Class Number Formulas for Certain Biquadratic Fields

TL;DR

This paper derives explicit class number formulas for certain biquadratic fields, using elementary methods and expansions related to primes and units, providing new tools for understanding class numbers in algebraic number theory.

Contribution

It introduces two novel elementary formulas for class numbers of specific biquadratic fields, expanding the computational and theoretical understanding of these invariants.

Findings

Derived class number formulas as sums of rational function coefficients

Expressed class numbers using base-$ ext{ε}_F$ expansions of $1/p$

Provided explicit formulas for fields with class number one

Abstract

We consider the class numbers of imaginary quadratic extensions $F(\sqrt{-p})$, for certain primes $p$, of totally real quadratic fields $F$ which have class number one. Using seminal work of Shintani, we obtain two elementary class number formulas for many such fields.
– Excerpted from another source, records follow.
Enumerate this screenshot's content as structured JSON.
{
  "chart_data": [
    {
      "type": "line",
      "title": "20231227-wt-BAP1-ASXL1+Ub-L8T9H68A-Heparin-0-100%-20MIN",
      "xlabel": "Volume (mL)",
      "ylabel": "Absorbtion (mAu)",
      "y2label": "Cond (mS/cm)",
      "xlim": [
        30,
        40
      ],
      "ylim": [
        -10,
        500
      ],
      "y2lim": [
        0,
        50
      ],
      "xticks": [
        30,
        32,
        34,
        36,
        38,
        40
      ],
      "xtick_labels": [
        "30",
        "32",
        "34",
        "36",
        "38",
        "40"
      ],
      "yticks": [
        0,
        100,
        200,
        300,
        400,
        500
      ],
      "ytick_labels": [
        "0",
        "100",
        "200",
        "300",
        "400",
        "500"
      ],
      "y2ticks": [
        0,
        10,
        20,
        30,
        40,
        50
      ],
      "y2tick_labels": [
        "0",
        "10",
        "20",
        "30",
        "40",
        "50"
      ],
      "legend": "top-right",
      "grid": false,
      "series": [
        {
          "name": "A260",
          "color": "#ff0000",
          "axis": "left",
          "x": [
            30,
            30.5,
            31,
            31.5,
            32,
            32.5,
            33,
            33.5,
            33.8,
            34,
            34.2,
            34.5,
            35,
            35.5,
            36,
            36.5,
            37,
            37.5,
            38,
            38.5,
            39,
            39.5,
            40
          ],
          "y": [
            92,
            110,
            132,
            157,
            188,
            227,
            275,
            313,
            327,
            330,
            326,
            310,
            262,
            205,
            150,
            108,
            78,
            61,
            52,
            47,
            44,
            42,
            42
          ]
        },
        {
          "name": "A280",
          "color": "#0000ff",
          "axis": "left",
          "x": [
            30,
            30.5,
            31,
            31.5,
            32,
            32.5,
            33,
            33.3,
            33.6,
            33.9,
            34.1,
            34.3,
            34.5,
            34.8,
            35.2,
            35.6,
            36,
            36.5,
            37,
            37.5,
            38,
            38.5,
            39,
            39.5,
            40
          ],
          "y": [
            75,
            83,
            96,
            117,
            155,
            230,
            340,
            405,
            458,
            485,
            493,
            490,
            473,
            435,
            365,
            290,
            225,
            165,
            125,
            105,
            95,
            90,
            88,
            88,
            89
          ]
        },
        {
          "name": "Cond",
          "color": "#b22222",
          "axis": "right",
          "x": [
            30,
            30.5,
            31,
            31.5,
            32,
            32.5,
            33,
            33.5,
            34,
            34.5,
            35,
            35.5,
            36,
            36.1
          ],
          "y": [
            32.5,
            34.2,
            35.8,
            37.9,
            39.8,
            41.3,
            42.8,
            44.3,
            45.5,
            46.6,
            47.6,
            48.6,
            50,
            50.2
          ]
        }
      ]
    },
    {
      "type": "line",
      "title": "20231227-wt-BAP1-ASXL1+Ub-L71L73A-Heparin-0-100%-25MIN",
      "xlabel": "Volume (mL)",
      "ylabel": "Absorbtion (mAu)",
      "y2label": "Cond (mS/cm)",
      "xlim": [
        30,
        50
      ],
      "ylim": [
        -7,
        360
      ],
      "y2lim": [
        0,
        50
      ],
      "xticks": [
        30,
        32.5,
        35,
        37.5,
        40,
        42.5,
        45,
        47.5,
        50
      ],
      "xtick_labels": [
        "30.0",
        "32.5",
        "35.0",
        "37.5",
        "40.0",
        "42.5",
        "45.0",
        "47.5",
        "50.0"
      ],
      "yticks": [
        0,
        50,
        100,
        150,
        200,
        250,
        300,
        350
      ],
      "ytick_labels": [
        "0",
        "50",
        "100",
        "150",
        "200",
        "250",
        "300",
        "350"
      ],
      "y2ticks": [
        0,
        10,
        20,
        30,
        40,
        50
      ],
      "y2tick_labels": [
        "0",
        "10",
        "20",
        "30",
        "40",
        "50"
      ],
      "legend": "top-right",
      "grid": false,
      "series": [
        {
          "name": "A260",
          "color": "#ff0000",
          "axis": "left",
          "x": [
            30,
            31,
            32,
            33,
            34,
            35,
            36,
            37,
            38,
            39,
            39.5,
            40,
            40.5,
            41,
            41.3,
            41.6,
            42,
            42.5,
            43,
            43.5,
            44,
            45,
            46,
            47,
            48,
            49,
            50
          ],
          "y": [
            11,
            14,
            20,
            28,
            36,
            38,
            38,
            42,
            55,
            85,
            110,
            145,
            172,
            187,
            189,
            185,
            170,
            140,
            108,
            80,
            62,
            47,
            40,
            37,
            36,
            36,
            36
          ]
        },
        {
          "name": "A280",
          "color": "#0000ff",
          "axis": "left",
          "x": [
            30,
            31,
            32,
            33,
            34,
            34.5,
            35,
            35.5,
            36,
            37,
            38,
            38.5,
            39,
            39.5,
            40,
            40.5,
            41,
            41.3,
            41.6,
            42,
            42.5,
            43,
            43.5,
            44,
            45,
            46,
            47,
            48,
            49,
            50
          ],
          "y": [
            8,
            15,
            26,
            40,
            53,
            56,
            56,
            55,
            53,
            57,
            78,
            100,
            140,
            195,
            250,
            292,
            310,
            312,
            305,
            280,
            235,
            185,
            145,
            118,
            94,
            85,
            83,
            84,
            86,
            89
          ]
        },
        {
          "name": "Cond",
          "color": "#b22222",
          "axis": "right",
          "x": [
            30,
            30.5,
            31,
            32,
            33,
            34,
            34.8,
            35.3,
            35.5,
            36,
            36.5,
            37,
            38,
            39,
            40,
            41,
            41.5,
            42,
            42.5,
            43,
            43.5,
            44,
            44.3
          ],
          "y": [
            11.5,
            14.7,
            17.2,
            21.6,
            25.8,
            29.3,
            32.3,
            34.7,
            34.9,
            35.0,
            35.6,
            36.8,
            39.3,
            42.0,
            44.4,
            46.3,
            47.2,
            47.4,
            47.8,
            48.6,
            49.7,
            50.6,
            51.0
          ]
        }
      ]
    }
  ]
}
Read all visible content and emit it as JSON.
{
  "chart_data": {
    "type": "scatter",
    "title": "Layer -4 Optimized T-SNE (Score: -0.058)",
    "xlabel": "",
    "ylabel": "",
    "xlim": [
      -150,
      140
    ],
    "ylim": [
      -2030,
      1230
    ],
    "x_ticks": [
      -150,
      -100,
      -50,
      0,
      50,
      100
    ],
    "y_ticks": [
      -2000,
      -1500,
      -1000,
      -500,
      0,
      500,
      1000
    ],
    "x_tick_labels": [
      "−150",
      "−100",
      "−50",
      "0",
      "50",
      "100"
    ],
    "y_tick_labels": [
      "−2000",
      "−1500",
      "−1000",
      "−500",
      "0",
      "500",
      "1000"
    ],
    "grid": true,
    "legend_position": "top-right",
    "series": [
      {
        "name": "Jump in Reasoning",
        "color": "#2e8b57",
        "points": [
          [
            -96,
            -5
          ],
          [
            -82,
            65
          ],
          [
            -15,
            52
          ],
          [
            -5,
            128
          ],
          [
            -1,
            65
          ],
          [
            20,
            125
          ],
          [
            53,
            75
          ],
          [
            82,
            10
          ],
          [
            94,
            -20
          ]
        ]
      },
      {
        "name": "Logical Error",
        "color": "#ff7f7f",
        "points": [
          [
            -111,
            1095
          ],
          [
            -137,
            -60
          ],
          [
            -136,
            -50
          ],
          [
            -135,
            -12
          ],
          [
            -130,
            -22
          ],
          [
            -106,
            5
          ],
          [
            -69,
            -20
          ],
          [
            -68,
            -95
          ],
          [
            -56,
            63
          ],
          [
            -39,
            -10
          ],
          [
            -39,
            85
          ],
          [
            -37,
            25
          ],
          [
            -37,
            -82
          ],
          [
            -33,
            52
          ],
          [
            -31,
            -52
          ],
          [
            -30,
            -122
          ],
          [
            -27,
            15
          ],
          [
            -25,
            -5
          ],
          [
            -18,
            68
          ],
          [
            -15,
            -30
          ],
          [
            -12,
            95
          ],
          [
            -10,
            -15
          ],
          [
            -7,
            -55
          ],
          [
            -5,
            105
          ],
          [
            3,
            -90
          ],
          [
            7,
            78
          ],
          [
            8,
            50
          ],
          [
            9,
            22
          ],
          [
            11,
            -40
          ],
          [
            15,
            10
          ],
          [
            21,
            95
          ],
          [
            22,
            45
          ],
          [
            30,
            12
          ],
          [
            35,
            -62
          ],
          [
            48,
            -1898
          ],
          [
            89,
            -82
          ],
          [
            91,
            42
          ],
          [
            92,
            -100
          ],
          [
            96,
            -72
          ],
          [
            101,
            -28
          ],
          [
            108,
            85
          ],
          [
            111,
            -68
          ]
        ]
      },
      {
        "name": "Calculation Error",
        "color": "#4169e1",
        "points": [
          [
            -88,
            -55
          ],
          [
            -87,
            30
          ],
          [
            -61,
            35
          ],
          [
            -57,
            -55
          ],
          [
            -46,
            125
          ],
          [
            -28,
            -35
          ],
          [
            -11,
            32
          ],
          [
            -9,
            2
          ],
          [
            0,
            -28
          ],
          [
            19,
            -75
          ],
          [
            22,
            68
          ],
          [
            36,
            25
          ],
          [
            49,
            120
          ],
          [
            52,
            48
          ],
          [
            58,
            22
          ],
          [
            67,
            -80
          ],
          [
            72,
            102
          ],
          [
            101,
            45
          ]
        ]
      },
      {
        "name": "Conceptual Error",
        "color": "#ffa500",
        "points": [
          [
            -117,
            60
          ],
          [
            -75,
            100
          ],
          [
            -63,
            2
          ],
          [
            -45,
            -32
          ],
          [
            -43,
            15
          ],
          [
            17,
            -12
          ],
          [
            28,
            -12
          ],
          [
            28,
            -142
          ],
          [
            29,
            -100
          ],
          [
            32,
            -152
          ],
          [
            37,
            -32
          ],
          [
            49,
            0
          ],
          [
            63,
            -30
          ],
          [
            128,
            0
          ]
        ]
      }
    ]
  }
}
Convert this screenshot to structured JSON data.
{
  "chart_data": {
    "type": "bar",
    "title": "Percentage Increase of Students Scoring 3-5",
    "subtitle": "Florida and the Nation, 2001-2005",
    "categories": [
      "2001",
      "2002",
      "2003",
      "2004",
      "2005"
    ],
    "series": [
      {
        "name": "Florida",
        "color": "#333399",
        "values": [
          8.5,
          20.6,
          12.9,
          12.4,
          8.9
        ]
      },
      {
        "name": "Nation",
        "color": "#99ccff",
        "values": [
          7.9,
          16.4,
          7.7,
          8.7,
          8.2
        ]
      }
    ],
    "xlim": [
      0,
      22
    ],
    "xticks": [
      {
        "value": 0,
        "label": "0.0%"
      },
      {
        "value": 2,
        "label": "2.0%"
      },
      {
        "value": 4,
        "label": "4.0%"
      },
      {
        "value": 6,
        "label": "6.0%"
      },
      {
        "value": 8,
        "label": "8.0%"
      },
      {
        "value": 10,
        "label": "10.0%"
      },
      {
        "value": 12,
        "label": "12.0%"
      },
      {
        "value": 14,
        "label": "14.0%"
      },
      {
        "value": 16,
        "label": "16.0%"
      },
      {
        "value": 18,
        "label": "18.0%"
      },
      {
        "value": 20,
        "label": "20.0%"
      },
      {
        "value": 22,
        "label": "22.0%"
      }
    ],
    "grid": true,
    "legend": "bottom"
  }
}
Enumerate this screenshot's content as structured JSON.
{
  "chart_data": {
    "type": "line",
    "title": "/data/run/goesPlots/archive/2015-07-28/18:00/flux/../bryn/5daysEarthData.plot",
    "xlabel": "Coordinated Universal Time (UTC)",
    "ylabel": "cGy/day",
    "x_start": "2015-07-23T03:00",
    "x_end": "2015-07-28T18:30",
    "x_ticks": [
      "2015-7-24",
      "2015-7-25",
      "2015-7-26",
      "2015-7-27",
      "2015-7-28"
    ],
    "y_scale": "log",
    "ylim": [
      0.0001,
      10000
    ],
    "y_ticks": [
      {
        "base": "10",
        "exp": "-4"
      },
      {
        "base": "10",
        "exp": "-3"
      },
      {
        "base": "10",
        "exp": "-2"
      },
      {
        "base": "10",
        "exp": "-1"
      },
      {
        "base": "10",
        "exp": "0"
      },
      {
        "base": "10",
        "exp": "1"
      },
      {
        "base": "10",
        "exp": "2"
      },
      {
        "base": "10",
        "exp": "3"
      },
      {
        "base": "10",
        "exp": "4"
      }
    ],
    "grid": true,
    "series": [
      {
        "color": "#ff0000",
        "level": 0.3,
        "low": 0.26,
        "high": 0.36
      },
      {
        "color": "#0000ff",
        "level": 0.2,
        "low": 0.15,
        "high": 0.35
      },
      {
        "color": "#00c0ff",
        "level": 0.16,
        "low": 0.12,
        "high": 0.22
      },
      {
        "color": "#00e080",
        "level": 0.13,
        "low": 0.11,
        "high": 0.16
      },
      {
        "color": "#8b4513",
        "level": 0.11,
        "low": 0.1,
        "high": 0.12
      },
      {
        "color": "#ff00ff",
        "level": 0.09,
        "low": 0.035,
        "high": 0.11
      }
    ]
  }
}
The first expresses the class number as an alternating sum of terms that we generate from the coefficients of the power series expansions of two simple rational functions that depend on the arithmetic of $F$ and $p$. The second makes use of expansions of $1/p$, where $p$ is a prime such that $p \equiv 3 \pmod{4}$ and $p$ remains inert in $F$. More precisely, for a generator $\varepsilon_F$ of the totally positive unit group of $\mathcal{O}_F$, the base-$\varepsilon_{F}$ expansion of $1/p$ has period length $\ell_{F,p}$, and our second class number formula expresses the class number as a finite sum over disjoint cosets of size $\ell_{F,p}$.